The fun of all this, beyond the silly surge of Wednesday's churn of rumor and meme, is how not just survivable but trivial this upheaval all is. It sucks for the Mavericks and their fans, but no one really came to anything like harm through all this, and Wes Matthews—who seems like a pretty nice dude, and signed to play alongside Jordan—even made a few extra million dollars in the deal after the team bumped his salary up. For all the zipless fantasy that NBA basketball offers us, the wild transference and dreams of flight and sustaining emotional overage, the offseason gives us something, too. We get capitalism without consequence, a sanitized, satirized version of the force that shapes our lives moment to moment, down to comic details like an aggrieved billionaire turning his expression of grievance into a native advertisement for a useless social media doodad in which he's invested some money.
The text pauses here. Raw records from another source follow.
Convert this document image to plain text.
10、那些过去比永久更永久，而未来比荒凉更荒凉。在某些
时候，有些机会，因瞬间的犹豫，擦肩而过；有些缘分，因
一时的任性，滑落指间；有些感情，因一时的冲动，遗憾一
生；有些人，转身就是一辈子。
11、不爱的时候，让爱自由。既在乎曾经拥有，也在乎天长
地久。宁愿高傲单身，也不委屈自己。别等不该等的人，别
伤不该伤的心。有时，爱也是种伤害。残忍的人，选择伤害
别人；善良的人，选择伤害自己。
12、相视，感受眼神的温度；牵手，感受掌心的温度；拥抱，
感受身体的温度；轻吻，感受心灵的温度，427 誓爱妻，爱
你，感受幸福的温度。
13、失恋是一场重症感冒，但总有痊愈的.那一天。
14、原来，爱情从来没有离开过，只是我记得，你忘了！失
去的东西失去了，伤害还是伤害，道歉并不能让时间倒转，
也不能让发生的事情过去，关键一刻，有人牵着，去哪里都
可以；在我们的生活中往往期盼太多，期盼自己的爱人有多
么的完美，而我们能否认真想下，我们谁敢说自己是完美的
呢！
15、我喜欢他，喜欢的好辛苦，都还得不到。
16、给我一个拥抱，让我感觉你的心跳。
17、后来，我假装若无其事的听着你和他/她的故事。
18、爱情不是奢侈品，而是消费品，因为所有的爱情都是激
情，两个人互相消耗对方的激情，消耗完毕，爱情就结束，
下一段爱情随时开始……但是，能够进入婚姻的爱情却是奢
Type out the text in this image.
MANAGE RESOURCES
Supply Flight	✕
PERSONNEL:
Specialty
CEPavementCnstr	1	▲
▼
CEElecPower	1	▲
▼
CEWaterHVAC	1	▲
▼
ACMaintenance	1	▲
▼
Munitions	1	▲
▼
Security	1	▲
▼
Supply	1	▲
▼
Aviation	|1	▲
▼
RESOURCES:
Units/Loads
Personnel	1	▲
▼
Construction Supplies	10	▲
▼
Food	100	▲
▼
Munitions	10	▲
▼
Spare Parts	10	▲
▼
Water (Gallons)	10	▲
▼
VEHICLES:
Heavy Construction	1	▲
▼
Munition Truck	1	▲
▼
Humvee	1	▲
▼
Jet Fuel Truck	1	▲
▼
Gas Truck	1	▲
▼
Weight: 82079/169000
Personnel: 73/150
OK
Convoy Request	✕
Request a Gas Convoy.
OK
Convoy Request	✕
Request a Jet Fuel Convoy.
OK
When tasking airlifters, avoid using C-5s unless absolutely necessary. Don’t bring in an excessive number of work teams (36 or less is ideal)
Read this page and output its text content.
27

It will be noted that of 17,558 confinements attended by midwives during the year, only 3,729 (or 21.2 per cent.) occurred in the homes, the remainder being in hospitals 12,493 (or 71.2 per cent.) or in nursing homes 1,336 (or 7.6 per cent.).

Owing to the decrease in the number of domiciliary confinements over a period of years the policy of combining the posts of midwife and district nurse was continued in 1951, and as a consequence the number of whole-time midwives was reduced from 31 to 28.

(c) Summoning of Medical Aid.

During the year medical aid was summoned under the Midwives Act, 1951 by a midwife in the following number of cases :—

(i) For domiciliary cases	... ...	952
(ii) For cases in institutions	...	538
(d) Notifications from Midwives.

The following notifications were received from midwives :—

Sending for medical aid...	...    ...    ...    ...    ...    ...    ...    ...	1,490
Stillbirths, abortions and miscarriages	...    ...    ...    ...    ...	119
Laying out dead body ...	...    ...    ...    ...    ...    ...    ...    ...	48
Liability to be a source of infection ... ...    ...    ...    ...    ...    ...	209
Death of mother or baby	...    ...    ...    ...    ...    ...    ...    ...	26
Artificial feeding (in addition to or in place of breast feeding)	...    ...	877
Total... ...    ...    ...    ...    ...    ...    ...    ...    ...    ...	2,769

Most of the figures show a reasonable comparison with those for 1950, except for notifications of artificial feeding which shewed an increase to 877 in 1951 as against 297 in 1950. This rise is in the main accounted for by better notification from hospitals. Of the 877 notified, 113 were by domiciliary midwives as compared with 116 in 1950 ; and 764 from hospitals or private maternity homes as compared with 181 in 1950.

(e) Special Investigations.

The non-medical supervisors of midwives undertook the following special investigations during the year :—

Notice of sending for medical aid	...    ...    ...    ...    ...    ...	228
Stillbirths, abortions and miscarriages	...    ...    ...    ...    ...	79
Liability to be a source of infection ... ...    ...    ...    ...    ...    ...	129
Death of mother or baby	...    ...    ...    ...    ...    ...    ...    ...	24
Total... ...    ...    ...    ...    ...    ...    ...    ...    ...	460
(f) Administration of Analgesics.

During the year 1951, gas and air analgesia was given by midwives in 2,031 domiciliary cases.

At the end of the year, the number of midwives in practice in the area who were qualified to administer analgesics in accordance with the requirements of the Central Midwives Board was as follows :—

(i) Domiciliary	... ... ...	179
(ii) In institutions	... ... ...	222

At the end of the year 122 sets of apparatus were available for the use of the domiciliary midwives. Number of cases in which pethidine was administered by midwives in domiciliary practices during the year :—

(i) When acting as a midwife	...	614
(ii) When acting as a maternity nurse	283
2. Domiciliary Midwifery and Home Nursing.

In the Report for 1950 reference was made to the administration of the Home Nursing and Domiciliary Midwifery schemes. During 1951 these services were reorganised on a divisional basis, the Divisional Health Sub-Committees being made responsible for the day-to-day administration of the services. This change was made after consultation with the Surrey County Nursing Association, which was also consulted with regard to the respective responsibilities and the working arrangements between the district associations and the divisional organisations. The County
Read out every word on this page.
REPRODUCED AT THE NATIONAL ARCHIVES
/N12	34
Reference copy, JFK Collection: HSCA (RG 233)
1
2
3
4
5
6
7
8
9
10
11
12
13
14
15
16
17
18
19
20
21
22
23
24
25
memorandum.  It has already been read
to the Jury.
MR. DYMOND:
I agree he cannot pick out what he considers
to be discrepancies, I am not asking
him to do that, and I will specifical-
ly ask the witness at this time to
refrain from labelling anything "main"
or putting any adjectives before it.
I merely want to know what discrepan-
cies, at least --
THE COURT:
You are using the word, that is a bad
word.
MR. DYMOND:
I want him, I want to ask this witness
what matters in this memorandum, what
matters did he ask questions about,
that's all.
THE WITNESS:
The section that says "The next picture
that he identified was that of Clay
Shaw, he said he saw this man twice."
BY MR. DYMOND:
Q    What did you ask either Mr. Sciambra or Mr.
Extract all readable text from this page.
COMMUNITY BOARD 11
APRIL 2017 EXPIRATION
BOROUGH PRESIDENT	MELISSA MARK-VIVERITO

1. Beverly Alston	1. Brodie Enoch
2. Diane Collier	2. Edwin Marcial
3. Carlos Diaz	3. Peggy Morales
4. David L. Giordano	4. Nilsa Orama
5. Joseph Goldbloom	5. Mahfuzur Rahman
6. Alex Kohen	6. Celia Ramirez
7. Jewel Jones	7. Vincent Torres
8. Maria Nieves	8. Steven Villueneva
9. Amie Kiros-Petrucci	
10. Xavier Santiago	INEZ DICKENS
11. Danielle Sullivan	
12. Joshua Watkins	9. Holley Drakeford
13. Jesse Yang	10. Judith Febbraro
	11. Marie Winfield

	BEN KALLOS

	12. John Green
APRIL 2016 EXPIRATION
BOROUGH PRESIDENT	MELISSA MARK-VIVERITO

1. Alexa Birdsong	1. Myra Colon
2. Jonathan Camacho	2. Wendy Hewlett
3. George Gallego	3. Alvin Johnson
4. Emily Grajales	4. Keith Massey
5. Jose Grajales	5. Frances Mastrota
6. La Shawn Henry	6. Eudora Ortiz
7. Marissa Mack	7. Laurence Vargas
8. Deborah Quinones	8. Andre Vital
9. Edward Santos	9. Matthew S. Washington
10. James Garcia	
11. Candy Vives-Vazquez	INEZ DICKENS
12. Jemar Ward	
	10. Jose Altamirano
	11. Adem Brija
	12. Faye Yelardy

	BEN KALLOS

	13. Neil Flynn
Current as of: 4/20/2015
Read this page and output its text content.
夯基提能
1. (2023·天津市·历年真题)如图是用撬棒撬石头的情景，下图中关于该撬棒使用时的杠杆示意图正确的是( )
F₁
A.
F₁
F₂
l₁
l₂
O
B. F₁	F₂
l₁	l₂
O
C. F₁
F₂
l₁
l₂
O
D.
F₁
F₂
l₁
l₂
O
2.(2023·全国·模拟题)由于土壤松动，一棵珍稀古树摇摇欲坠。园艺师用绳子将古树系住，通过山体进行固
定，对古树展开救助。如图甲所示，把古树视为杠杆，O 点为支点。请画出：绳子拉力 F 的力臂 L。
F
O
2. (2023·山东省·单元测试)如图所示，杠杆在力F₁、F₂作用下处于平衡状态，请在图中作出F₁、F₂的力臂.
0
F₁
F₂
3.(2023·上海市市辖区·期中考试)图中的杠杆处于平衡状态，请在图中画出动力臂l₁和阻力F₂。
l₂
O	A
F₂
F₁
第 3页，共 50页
We see this sort of thing—the pettiness and the patronage, the wild reversals based on whim and unreason, scientistic market positivity repeatedly laid low by human blundering, huge sums of money passing far overhead—every damn day. We live in a wreckage of broken handshake agreements. We seldom get to enjoy it so much, and so safely. Yes, it's all pretty unrealistic. That's what saves it, and that's why we can enjoy it.